Gardens occupied much of Roger’s attention in the 1990s and 2000s. His knowledge of the world’s gardens, both famous and obscure, was revealed in A Photographic Garden History (1995), written with his wife Nicky Foy, and in the two volumes of The Botanical Garden (2002), written with Martyn Rix. He generously gave his time to both amateurs and professionals who sought his advice on plants and fungi, including the Prince of Wales whom he visited at Balmoral to identify and discuss the mushrooms on the estate, and was then asked to lunch with the Queen and the Queen Mother in the summer house! But he was just as happy in less grand settings, and he regularly led mushroom-collecting walks, talks and other foraging expeditions for interested professionals and amateurs. Building upon the popularity of Wild Food (1983), of which a revised edition appeared in 2014, he produced The Worldwide Forager in 2020. An updated edition of his renowned identification guide Mushrooms and Other Fungi of Great Britain and Europe had also been published in 2006. New editions of his first two books Wild Flowers and Trees are due to be republished in April 2024 and May 2025, respectively.

What made Roger a very familiar name in the British gardening world, with numerous visitors coming to Eccleston Square Garden on National Garden Scheme open days hoping to meet him, were his two television series: the BBC series Quest for the Rose (1993), where he documented the trail of one of his favourite flowers through both geography and time; and the Channel 4 series (1995) The 3,000 Mile Garden, based on letters between Roger and the American cookery writer and gardener Leslie Land, (1995) in which Eccleston Square Garden was featured.

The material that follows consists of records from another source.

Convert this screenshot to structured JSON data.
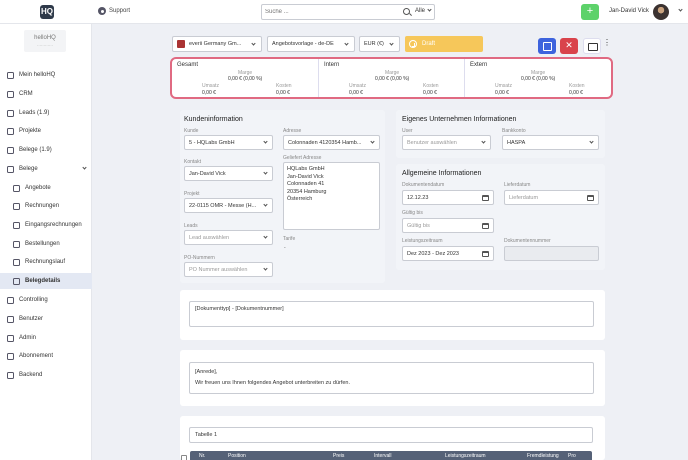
{
  "topbar": {
    "logo": "HQ",
    "support_label": "Support",
    "search_placeholder": "Suche ...",
    "search_filter": "Alle",
    "add_label": "+",
    "username": "Jan-David Vick"
  },
  "sidebar": {
    "org_logo": "helloHQ",
    "items": [
      {
        "label": "Mein helloHQ"
      },
      {
        "label": "CRM"
      },
      {
        "label": "Leads (1.9)"
      },
      {
        "label": "Projekte"
      },
      {
        "label": "Belege (1.9)"
      },
      {
        "label": "Belege"
      },
      {
        "label": "Angebote"
      },
      {
        "label": "Rechnungen"
      },
      {
        "label": "Eingangsrechnungen"
      },
      {
        "label": "Bestellungen"
      },
      {
        "label": "Rechnungslauf"
      },
      {
        "label": "Belegdetails"
      },
      {
        "label": "Controlling"
      },
      {
        "label": "Benutzer"
      },
      {
        "label": "Admin"
      },
      {
        "label": "Abonnement"
      },
      {
        "label": "Backend"
      }
    ]
  },
  "toolbar": {
    "company": "everii Germany Gm...",
    "template": "Angebotsvorlage - de-DE",
    "currency": "EUR (€)",
    "status": "Draft",
    "cancel_label": "✕",
    "more_label": "⋮"
  },
  "summary": {
    "columns": [
      {
        "title": "Gesamt",
        "marge_label": "Marge",
        "marge_value": "0,00 € (0,00 %)",
        "umsatz_label": "Umsatz",
        "umsatz_value": "0,00 €",
        "kosten_label": "Kosten",
        "kosten_value": "0,00 €"
      },
      {
        "title": "Intern",
        "marge_label": "Marge",
        "marge_value": "0,00 € (0,00 %)",
        "umsatz_label": "Umsatz",
        "umsatz_value": "0,00 €",
        "kosten_label": "Kosten",
        "kosten_value": "0,00 €"
      },
      {
        "title": "Extern",
        "marge_label": "Marge",
        "marge_value": "0,00 € (0,00 %)",
        "umsatz_label": "Umsatz",
        "umsatz_value": "0,00 €",
        "kosten_label": "Kosten",
        "kosten_value": "0,00 €"
      }
    ]
  },
  "kunden": {
    "title": "Kundeninformation",
    "kunde_label": "Kunde",
    "kunde_value": "5 - HQLabs GmbH",
    "adresse_label": "Adresse",
    "adresse_value": "Colonnaden 4120354 Hamb...",
    "kontakt_label": "Kontakt",
    "kontakt_value": "Jan-David Vick",
    "geliefert_label": "Geliefert Adresse",
    "address_lines": [
      "HQLabs GmbH",
      "Jan-David Vick",
      "Colonnaden 41",
      "20354 Hamburg",
      "Österreich"
    ],
    "projekt_label": "Projekt",
    "projekt_value": "22-0115 OMR - Messe (H...",
    "leads_label": "Leads",
    "leads_placeholder": "Lead auswählen",
    "tarife_label": "Tarife",
    "tarife_value": "-",
    "po_label": "PO-Nummern",
    "po_placeholder": "PO Nummer auswählen"
  },
  "eigen": {
    "title": "Eigenes Unternehmen Informationen",
    "user_label": "User",
    "user_placeholder": "Benutzer auswählen",
    "bank_label": "Bankkonto",
    "bank_value": "HASPA"
  },
  "allgemein": {
    "title": "Allgemeine Informationen",
    "dokdatum_label": "Dokumentendatum",
    "dokdatum_value": "12.12.23",
    "lieferdatum_label": "Lieferdatum",
    "lieferdatum_placeholder": "Lieferdatum",
    "gueltig_label": "Gültig bis",
    "gueltig_placeholder": "Gültig bis",
    "leistung_label": "Leistungszeitraum",
    "leistung_value": "Dez 2023 - Dez 2023",
    "doknummer_label": "Dokumentennummer"
  },
  "doc": {
    "title_field": "[Dokumenttyp] - [Dokumentnummer]",
    "anrede": "[Anrede],",
    "intro": "Wir freuen uns Ihnen folgendes Angebot unterbreiten zu dürfen.",
    "table_name": "Tabelle 1"
  },
  "table": {
    "headers": [
      "Nr.",
      "Position",
      "Preis",
      "Intervall",
      "Leistungszeitraum",
      "Fremdleistung",
      "Pro"
    ]
  }
}
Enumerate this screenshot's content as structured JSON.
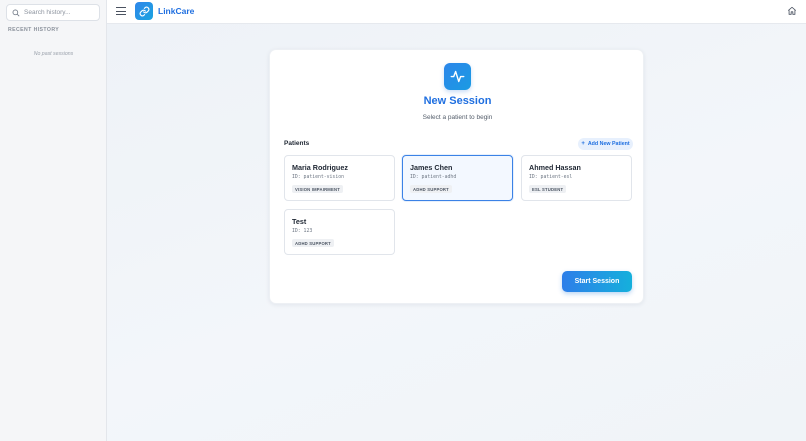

One particularly memorable scene was the one in which Roger demonstrated how to slow-cook a ham in the garden compost heap!

The garden has been awarded numerous prizes over the years and the plaques are exhibited in the garden conservatory. These, together with the collection of 124 camellias, a National Collection of over 60 different ceanothus, an extensive collection of 150 roses, including climbing roses, tea roses (too tender to be found commonly in British gardens), shrub roses and ramblers, are a testimony to Roger’s dedication to, and passion for, Eccleston Square Garden, for over 40 years. In 2018, a Belgian Rose breeder dedicated a variety of the persica rose to Roger and his collaborator Martyn Rix, called the Phillips and Rix rose, and there are a number of these roses in the garden, with several near the specially commissioned, Portland stone birdbath and bench erected in 2022, to commemorate Roger.

In addition to his numerous achievements, Roger brought an infectious enthusiasm and joy in his work to all his endeavours. His characteristic red beret and glasses heralded his almost daily visits in and around the Square Gardens, where he was met with great fondness by residents and locals who could spot him from miles off, and who would often stop to ask him about a plant that they had seen in the garden. He was always happy to share his encyclopaedic knowledge with anyone who was interested in plants, and he will always be remembered with deep affection.